Since we are eventually going to be stuck in that class anyway, often, we can just consider this final communicating class and ignore the others. So wlog we can assume that the chain only has one communicating class.
\begin{defi}[Irreducible chain]
A Markov chain is \emph{irreducible} if there is a unique communication class.
\end{defi}
From now on, we will mostly care about irreducible chains only.
More generally, we call a subset \emph{closed} if we cannot escape from it.
\begin{defi}[Closed]
A subset $C\subseteq S$ is \emph{closed} if $p_{i, j} = 0$ for all $i \in C, j\not\in C$.
\end{defi}
\begin{prop}
A subset $C$ is closed iff ``$i\in C, i\to j$ implies $j \in C$''.
\end{prop}
\begin{proof}
Assume $C$ is closed. Let $i \in C, i \to j$. Since $i \to j$, there is some $m$ such that $p_{i, j}(m) > 0$. Expanding the Chapman-Kolmogorov equation, we have
\[
p_{i, j}(m) = \sum_{i_1, \cdots, i_{m - 1}} p_{i, i_1}p_{i_1, i_2}, \cdots, p_{i_{m - 1},j} > 0.
\]
So there is some route $i, i_1, \cdots, i_{m - 1}, j$ such that $p_{i, i_1}, p_{i_1, i_2}, \cdots, p_{i_{m - 1}, j} > 0$. Since $p_{i, i_1} > 0$, we have $i_1\in C$. Since $p_{i_1,i_2} > 0$, we have $i_2\in C$. By induction, we get that $j \in C$.

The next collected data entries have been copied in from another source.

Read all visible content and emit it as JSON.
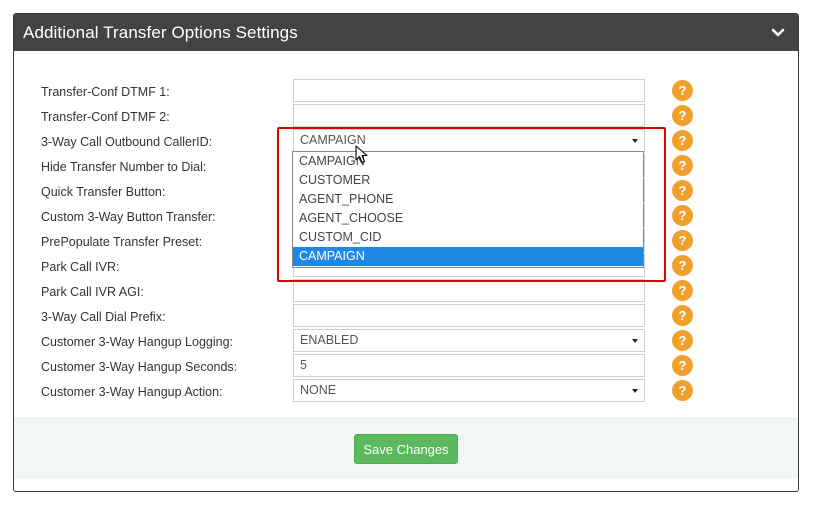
{
  "panel": {
    "title": "Additional Transfer Options Settings",
    "collapse_icon": "chevron-down-icon"
  },
  "rows": [
    {
      "label": "Transfer-Conf DTMF 1:",
      "type": "text",
      "value": ""
    },
    {
      "label": "Transfer-Conf DTMF 2:",
      "type": "text",
      "value": ""
    },
    {
      "label": "3-Way Call Outbound CallerID:",
      "type": "select",
      "value": "CAMPAIGN"
    },
    {
      "label": "Hide Transfer Number to Dial:",
      "type": "select",
      "value": ""
    },
    {
      "label": "Quick Transfer Button:",
      "type": "select",
      "value": ""
    },
    {
      "label": "Custom 3-Way Button Transfer:",
      "type": "select",
      "value": ""
    },
    {
      "label": "PrePopulate Transfer Preset:",
      "type": "select",
      "value": ""
    },
    {
      "label": "Park Call IVR:",
      "type": "select",
      "value": ""
    },
    {
      "label": "Park Call IVR AGI:",
      "type": "text",
      "value": ""
    },
    {
      "label": "3-Way Call Dial Prefix:",
      "type": "text",
      "value": ""
    },
    {
      "label": "Customer 3-Way Hangup Logging:",
      "type": "select",
      "value": "ENABLED"
    },
    {
      "label": "Customer 3-Way Hangup Seconds:",
      "type": "text",
      "value": "5"
    },
    {
      "label": "Customer 3-Way Hangup Action:",
      "type": "select",
      "value": "NONE"
    }
  ],
  "help_icon_text": "?",
  "dropdown": {
    "options": [
      "CAMPAIGN",
      "CUSTOMER",
      "AGENT_PHONE",
      "AGENT_CHOOSE",
      "CUSTOM_CID",
      "CAMPAIGN"
    ],
    "highlighted_index": 5
  },
  "footer": {
    "save_label": "Save Changes"
  },
  "colors": {
    "header_bg": "#434343",
    "help_icon": "#f0a02c",
    "save_button": "#5cb85c",
    "option_highlight": "#1e88e5",
    "annotation_box": "#e00000"
  }
}
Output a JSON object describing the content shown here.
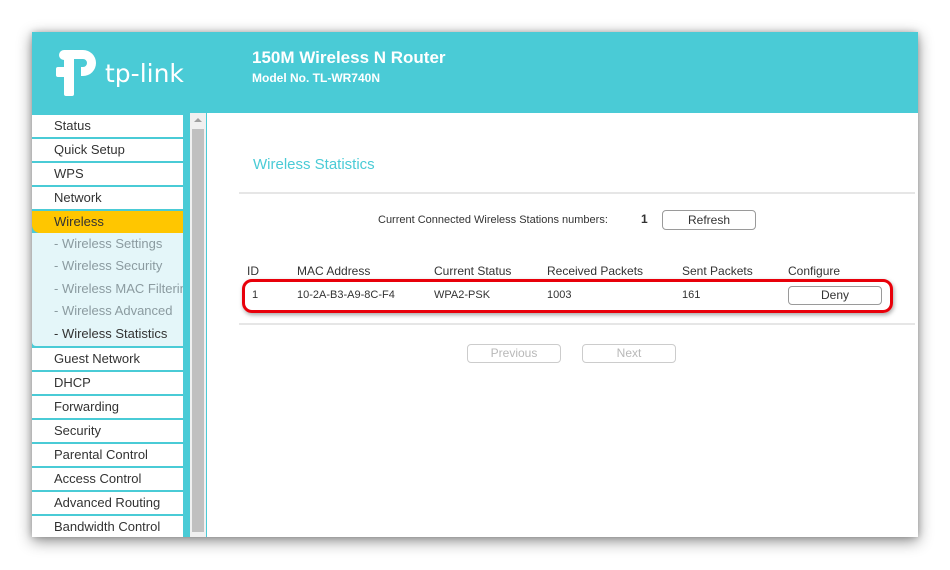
{
  "header": {
    "brand": "tp-link",
    "title": "150M Wireless N Router",
    "model": "Model No. TL-WR740N"
  },
  "colors": {
    "brand_teal": "#4acbd6",
    "active_menu": "#ffc600",
    "highlight_red": "#e8000a"
  },
  "sidebar": {
    "items_before": [
      "Status",
      "Quick Setup",
      "WPS",
      "Network"
    ],
    "active": "Wireless",
    "submenu": [
      "- Wireless Settings",
      "- Wireless Security",
      "- Wireless MAC Filtering",
      "- Wireless Advanced",
      "- Wireless Statistics"
    ],
    "current_submenu": "- Wireless Statistics",
    "items_after": [
      "Guest Network",
      "DHCP",
      "Forwarding",
      "Security",
      "Parental Control",
      "Access Control",
      "Advanced Routing",
      "Bandwidth Control"
    ]
  },
  "main": {
    "page_title": "Wireless Statistics",
    "stations_label": "Current Connected Wireless Stations numbers:",
    "stations_count": "1",
    "refresh_label": "Refresh",
    "table": {
      "columns": [
        "ID",
        "MAC Address",
        "Current Status",
        "Received Packets",
        "Sent Packets",
        "Configure"
      ],
      "rows": [
        {
          "id": "1",
          "mac": "10-2A-B3-A9-8C-F4",
          "status": "WPA2-PSK",
          "received": "1003",
          "sent": "161",
          "action": "Deny"
        }
      ]
    },
    "previous_label": "Previous",
    "next_label": "Next"
  }
}
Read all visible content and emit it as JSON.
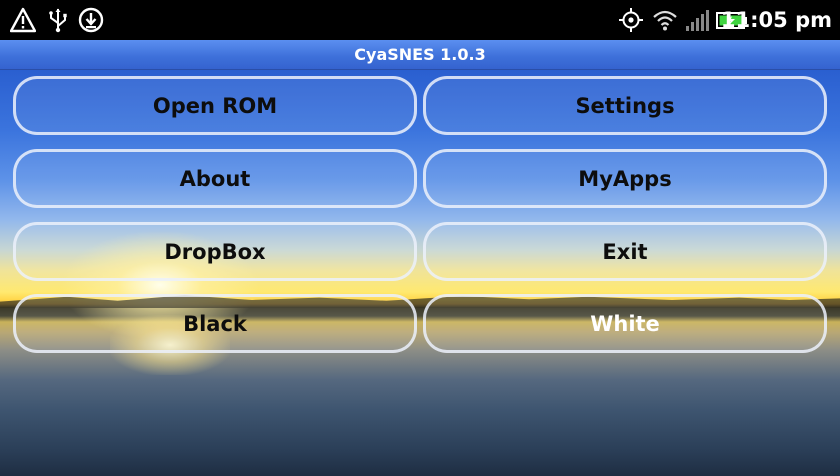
{
  "status_bar": {
    "icons_left": [
      "warning-icon",
      "usb-icon",
      "download-icon"
    ],
    "icons_right": [
      "gps-icon",
      "wifi-icon",
      "signal-icon",
      "battery-charging-icon"
    ],
    "time": "11:05 pm"
  },
  "title_bar": {
    "title": "CyaSNES 1.0.3"
  },
  "menu": {
    "open_rom": "Open ROM",
    "settings": "Settings",
    "about": "About",
    "myapps": "MyApps",
    "dropbox": "DropBox",
    "exit": "Exit",
    "black": "Black",
    "white": "White"
  },
  "colors": {
    "title_bar": "#3d6fd9",
    "status_bar": "#000000",
    "button_border": "#ebf0fa",
    "battery_green": "#3fd43f"
  }
}
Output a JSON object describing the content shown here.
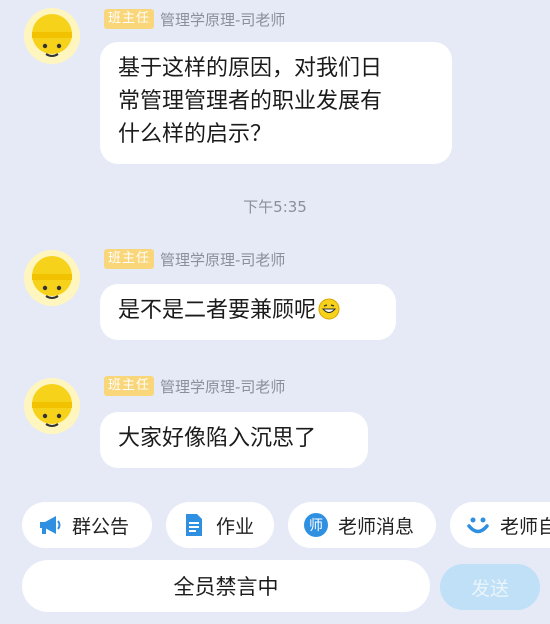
{
  "messages": [
    {
      "badge": "班主任",
      "sender": "管理学原理-司老师",
      "lines": [
        "基于这样的原因，对我们日",
        "常管理管理者的职业发展有",
        "什么样的启示？"
      ]
    },
    {
      "badge": "班主任",
      "sender": "管理学原理-司老师",
      "lines": [
        "是不是二者要兼顾呢"
      ],
      "emoji": "grinning-face-emoji"
    },
    {
      "badge": "班主任",
      "sender": "管理学原理-司老师",
      "lines": [
        "大家好像陷入沉思了"
      ]
    }
  ],
  "timestamp": "下午5:35",
  "shortcuts": [
    {
      "label": "群公告",
      "icon": "megaphone-icon",
      "color": "#2f8fe0"
    },
    {
      "label": "作业",
      "icon": "document-icon",
      "color": "#2f8fe0"
    },
    {
      "label": "老师消息",
      "icon": "teacher-icon",
      "color": "#2f8fe0"
    },
    {
      "label": "老师自",
      "icon": "smile-icon",
      "color": "#2f8fe0"
    }
  ],
  "input": {
    "placeholder": "全员禁言中"
  },
  "send_label": "发送",
  "colors": {
    "background": "#e6eaf6",
    "badge": "#f9d67a",
    "send_button": "#bfe0f6",
    "accent_blue": "#2f8fe0"
  }
}
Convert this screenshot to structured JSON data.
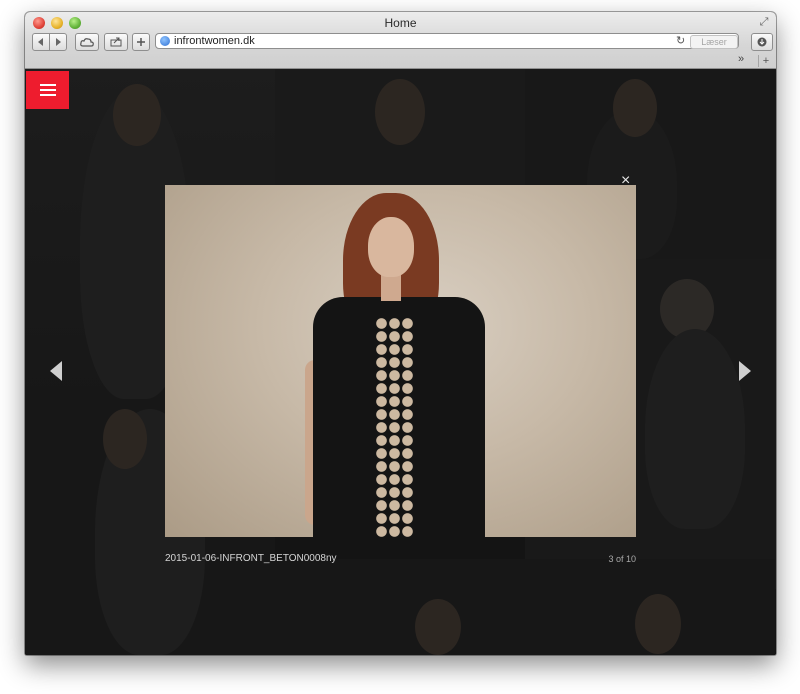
{
  "browser": {
    "window_title": "Home",
    "url": "infrontwomen.dk",
    "reader_label": "Læser",
    "overflow_label": "»",
    "new_tab_label": "+"
  },
  "page": {
    "menu_icon": "hamburger-icon",
    "lightbox": {
      "caption": "2015-01-06-INFRONT_BETON0008ny",
      "counter": "3 of 10",
      "close_label": "×"
    },
    "colors": {
      "menu_accent": "#ee1c2e",
      "overlay_background": "#1d1d1d"
    }
  }
}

To prove the other direction, assume that ``$i\in C, i \to j$ implies $j\in C$''. So for any $i\in C, j\not\in C$, then $i\not\to j$. So in particular $p_{i, j} = 0$.
\end{proof}
\begin{eg}
Consider $S = \{1, 2, 3, 4, 5, 6\}$ with transition matrix
\[
P =
\begin{pmatrix}
\frac{1}{2} & \frac{1}{2} & 0 & 0 & 0 & 0\\
0 & 0 & 1 & 0 & 0 & 0\\
\frac{1}{3} & 0 & 0 & \frac{1}{3} & \frac{1}{3} & 0\\
0 & 0 & 0 & \frac{1}{2} & \frac{1}{2} & 0\\
0 & 0 & 0 & 0 & 0 & 1\\
0 & 0 & 0 & 0 & 1 & 0\\
\end{pmatrix}
\]
\begin{center}
\begin{tikzpicture}
\node [mstate] (1) at (0, 0) {$1$};
\node [mstate] (2) at (1, 1.4) {$2$};
\node [mstate] (3) at (2, 0) {$3$};
\node [mstate] (4) at (3, -1.4) {$4$};
\node [mstate] (5) at (4, 0) {$5$};
\node [mstate] (6) at (6, 0) {$6$};
\draw (1) edge [loop left, ->] (1);
\draw (1) edge [->] (2);
\draw (2) edge [->] (3);
\draw (3) edge [->] (1);
\draw (3) edge [->] (4);
\draw (3) edge [->] (5);
\draw (4) edge [->] (5);
\draw (4) edge [loop below, ->] (4);
\draw (5) edge [bend left, ->] (6);
\draw (6) edge [bend left, ->] (5);
\end{tikzpicture}
\end{center}
We see that the communicating classes are $\{1, 2, 3\}$, $\{4\}$, $\{5, 6\}$, where $\{5, 6\}$ is closed.
\end{eg}
\subsection{Recurrence or transience}
The major focus of this chapter is recurrence and transience. This was something that came up when we discussed random walks in IA Probability --- given a random walk, say starting at $0$, what is the probability that we will return to $0$ later on? Recurrence and transience is a qualitative way of answering this question. As we mentioned, we will mostly focus on irreducible chains. So by definition there is always a non-zero probability of returning to $0$. Hence the question we want to ask is whether we are going to return to $0$ with certainty, i.e.\ with probability $1$. If we are bound to return, then we say the state is recurrent. Otherwise, we say it is transient.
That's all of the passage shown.